Regulated health care professionals such as audiologists, with their years of education and training, could also play more of a role in screening for dementia. “The average age of first-time hearing aid buyers is 70 years old,” says Pichora-Fuller. “And 15% of the population aged 70 have clinically significant cognitive decline. So it’s reasonable to assume that a certain number of patients have this problem. Clients may mention memory problems. Audiologists should listen to what they’re saying and ask, ‘Do you have concerns about your memory?’ It’s a piece of the history.”
“The audiologist can play a critical role by explaining, maybe you have a memory problem but for sure you have a hearing problem, and doing something about your hearing problem is going to help.”
She says this is an area with which audiologists have to become more comfortable. “The population is aging, and hearing loss is becoming more common. Hearing loss makes it a lot harder to do the things we know keep us healthy—staying mentally, physically, and socially active (Pichora-Fuller, Mick, & Reed, 2015.”
“The science is there,” she says. “People with hearing loss are at risk. People used to associate audiologists with aging. Now they should be seen as people who help you stay healthy.”

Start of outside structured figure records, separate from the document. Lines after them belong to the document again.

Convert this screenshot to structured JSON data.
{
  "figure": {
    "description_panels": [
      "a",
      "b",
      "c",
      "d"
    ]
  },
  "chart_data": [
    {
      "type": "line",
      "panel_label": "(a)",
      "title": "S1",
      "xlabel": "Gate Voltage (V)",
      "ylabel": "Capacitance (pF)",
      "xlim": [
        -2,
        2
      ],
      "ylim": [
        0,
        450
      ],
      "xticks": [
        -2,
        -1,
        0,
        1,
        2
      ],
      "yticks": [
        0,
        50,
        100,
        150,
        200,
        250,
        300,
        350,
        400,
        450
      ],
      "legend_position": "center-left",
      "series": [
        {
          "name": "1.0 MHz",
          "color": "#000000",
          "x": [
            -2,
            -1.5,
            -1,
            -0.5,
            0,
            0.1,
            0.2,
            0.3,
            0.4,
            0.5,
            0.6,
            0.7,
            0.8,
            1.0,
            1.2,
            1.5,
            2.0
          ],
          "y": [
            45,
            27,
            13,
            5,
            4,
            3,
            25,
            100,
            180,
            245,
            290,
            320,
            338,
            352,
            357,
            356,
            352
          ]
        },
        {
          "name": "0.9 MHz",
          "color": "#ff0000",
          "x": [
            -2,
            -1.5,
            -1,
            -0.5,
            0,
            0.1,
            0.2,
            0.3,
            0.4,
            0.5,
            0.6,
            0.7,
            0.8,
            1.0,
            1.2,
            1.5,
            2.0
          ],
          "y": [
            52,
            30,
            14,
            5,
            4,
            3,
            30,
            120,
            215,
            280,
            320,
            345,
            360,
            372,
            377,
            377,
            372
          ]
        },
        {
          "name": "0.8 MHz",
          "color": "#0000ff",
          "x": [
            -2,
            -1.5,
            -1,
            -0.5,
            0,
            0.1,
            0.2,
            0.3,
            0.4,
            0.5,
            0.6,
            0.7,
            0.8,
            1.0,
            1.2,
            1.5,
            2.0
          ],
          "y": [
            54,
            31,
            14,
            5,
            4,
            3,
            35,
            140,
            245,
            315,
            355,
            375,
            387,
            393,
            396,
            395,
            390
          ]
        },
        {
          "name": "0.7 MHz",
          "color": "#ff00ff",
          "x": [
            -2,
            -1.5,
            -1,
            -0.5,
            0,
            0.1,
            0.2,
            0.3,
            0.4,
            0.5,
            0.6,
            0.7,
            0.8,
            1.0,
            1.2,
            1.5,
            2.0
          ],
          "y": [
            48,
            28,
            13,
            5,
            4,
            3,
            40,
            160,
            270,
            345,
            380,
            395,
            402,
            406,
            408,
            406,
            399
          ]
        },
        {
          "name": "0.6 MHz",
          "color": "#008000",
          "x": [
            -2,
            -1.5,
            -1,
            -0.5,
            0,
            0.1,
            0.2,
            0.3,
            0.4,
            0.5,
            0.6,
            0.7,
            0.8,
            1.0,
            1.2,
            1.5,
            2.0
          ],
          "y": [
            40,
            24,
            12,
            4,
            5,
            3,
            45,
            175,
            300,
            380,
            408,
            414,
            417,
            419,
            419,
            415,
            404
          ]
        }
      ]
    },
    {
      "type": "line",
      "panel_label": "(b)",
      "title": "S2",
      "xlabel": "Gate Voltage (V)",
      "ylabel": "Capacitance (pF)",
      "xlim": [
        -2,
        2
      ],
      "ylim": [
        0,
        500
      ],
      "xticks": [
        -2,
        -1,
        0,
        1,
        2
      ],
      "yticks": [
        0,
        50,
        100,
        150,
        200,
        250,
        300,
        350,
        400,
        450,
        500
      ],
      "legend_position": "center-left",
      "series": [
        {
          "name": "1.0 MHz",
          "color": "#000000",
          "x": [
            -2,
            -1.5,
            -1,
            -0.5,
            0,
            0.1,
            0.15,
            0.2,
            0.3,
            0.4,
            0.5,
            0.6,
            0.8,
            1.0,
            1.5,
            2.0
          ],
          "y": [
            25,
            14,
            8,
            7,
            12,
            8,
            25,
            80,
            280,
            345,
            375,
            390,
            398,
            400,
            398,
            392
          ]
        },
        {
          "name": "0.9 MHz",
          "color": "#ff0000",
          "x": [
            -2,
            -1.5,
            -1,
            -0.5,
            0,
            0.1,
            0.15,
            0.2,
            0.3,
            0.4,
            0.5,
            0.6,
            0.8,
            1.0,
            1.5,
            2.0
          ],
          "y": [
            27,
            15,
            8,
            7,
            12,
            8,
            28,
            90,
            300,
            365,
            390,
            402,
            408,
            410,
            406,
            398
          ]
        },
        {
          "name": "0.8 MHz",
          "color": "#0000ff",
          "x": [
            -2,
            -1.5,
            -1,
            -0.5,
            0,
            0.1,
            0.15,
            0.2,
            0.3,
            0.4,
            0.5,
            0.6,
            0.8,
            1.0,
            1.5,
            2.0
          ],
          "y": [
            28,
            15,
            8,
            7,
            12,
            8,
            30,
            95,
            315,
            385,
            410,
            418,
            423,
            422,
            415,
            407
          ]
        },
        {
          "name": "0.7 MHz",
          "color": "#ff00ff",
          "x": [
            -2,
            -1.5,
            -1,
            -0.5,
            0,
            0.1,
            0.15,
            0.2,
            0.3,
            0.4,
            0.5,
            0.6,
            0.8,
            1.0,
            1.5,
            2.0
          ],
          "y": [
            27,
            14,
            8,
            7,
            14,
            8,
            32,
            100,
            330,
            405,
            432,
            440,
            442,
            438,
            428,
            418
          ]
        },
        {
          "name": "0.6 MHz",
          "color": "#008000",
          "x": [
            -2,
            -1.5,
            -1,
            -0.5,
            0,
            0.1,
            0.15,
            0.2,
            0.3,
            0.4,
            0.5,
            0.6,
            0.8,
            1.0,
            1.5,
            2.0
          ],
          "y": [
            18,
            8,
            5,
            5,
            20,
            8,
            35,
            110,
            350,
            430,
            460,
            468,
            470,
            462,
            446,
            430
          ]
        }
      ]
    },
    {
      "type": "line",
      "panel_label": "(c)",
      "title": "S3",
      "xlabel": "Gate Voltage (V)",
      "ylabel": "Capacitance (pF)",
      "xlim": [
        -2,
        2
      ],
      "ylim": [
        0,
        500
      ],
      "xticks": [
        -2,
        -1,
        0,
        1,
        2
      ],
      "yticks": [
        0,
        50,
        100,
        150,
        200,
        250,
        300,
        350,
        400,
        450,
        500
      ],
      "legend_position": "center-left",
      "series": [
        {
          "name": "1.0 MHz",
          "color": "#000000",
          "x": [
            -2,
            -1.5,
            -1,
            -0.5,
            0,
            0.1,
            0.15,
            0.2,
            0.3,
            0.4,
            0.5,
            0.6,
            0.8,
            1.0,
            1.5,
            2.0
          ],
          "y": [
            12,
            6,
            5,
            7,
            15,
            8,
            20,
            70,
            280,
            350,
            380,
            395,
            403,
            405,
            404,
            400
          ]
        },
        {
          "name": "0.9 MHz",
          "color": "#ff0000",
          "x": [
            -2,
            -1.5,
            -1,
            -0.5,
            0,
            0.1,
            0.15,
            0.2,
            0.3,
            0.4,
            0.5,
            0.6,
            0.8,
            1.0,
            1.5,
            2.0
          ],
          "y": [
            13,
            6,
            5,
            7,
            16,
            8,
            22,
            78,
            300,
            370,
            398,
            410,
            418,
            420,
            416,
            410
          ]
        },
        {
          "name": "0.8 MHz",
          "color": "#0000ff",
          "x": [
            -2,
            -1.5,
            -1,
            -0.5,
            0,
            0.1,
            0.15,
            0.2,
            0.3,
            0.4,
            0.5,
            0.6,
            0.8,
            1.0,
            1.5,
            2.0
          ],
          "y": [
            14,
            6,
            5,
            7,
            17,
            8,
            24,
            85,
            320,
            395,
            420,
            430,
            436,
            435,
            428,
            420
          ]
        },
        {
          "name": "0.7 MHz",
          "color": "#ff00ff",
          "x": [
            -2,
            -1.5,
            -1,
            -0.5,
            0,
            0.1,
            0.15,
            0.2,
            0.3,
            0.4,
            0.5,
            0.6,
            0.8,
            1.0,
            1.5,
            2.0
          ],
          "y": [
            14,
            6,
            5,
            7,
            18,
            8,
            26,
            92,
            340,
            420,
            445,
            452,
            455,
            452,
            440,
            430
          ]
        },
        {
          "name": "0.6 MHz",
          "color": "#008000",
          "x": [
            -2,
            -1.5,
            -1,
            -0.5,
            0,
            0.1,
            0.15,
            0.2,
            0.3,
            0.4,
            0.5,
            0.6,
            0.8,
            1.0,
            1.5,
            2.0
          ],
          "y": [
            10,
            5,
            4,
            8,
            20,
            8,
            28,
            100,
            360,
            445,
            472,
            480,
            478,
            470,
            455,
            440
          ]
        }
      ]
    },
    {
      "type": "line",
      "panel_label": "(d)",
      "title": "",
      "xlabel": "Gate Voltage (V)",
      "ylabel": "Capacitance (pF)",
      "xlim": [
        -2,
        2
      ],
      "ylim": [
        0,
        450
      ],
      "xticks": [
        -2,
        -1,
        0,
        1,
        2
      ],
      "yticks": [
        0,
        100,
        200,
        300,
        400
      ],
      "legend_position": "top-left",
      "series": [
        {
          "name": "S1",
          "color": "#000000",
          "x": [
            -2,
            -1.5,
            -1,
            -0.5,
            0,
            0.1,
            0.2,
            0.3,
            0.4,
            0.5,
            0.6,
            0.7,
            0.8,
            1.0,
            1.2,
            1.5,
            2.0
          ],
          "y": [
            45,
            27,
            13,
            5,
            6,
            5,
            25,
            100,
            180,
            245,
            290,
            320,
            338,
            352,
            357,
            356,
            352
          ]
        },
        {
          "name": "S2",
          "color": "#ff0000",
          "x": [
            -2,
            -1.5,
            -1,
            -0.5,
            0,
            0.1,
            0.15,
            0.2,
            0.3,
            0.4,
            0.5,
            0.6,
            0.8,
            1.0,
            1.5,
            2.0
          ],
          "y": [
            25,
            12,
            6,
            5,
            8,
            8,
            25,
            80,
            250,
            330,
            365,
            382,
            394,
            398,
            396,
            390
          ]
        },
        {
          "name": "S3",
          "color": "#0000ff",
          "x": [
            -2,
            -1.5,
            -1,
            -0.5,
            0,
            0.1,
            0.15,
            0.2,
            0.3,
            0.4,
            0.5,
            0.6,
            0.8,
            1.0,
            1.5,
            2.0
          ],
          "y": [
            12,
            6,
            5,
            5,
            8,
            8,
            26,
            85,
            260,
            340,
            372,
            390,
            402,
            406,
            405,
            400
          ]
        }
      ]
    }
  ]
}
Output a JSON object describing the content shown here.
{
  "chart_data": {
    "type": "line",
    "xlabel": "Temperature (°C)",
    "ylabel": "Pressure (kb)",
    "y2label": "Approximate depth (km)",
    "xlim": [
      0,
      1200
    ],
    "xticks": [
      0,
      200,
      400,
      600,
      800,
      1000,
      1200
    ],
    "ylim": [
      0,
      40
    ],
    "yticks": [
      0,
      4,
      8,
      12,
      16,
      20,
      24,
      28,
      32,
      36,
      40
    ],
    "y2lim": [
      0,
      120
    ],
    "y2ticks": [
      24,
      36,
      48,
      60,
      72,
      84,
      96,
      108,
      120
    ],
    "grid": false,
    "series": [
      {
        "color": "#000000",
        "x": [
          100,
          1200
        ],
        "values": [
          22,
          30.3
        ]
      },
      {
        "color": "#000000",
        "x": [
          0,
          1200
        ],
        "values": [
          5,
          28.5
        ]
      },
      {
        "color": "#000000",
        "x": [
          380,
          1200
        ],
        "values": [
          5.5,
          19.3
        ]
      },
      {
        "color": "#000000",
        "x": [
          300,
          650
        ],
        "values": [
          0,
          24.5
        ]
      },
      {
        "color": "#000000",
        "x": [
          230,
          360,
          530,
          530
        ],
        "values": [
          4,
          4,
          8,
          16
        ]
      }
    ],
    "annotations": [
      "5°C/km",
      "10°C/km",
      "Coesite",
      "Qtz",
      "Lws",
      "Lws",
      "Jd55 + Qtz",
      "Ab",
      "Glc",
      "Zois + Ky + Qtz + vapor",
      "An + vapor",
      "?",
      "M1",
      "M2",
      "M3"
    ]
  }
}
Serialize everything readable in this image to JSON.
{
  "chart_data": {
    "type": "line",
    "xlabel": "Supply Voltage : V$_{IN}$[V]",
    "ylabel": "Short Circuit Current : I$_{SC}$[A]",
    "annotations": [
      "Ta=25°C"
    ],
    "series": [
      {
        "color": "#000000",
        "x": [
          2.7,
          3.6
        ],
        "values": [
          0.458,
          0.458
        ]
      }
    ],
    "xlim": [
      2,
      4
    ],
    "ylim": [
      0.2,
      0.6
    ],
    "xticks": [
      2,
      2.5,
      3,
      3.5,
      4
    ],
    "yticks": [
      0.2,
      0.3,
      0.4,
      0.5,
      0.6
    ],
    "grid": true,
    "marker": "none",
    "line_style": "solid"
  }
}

Amieva, H., Ouvrard, C., Giulioli, C., Meillon, C. Rullier, L., & Dartigues, J-F. (2015). “Self-reported hearing loss, hearing aids, and cognitive decline in elderly adults: A 25-year study.” Journal of the American Geriatrics Society. 63(10): 2099–2104. DOI: 10.1111/jgs.13649 http://onlinelibrary.wiley.com/doi/10.1111/jgs.13649/abstract
Arlinger, S. (2003). “Negative consequences of uncorrected hearing loss: A review.” International Journal of Audiology. 42 Suppl 2(2): 2S17–20 DOI: 10.3109/14992020309074639 http://www.researchgate.net/publication/10612964_Negative
_consequences_of_uncorrected_hearing_loss_A_review
Lin, F.R., Metter, E.J., O’Brien, R.J., Resnick, S.M., Zonderman, A.B., & Ferrucci, L. (2011). “Hearing loss and incident dementia.” Arch Neurol, 68(2): 214–220. doi: 10.1001/archneurol.2010.362 http://www.ncbi.nlm.nih.gov/pmc/articles/PMC3277836/
Pichora-Fuller, M.K., Mick, P.T., & Reed, M. (2015). Hearing, cognition, and healthy aging: Social and public health implications of the links between age-related declines in hearing and cognition. Seminars in Hearing, 36, 122–139.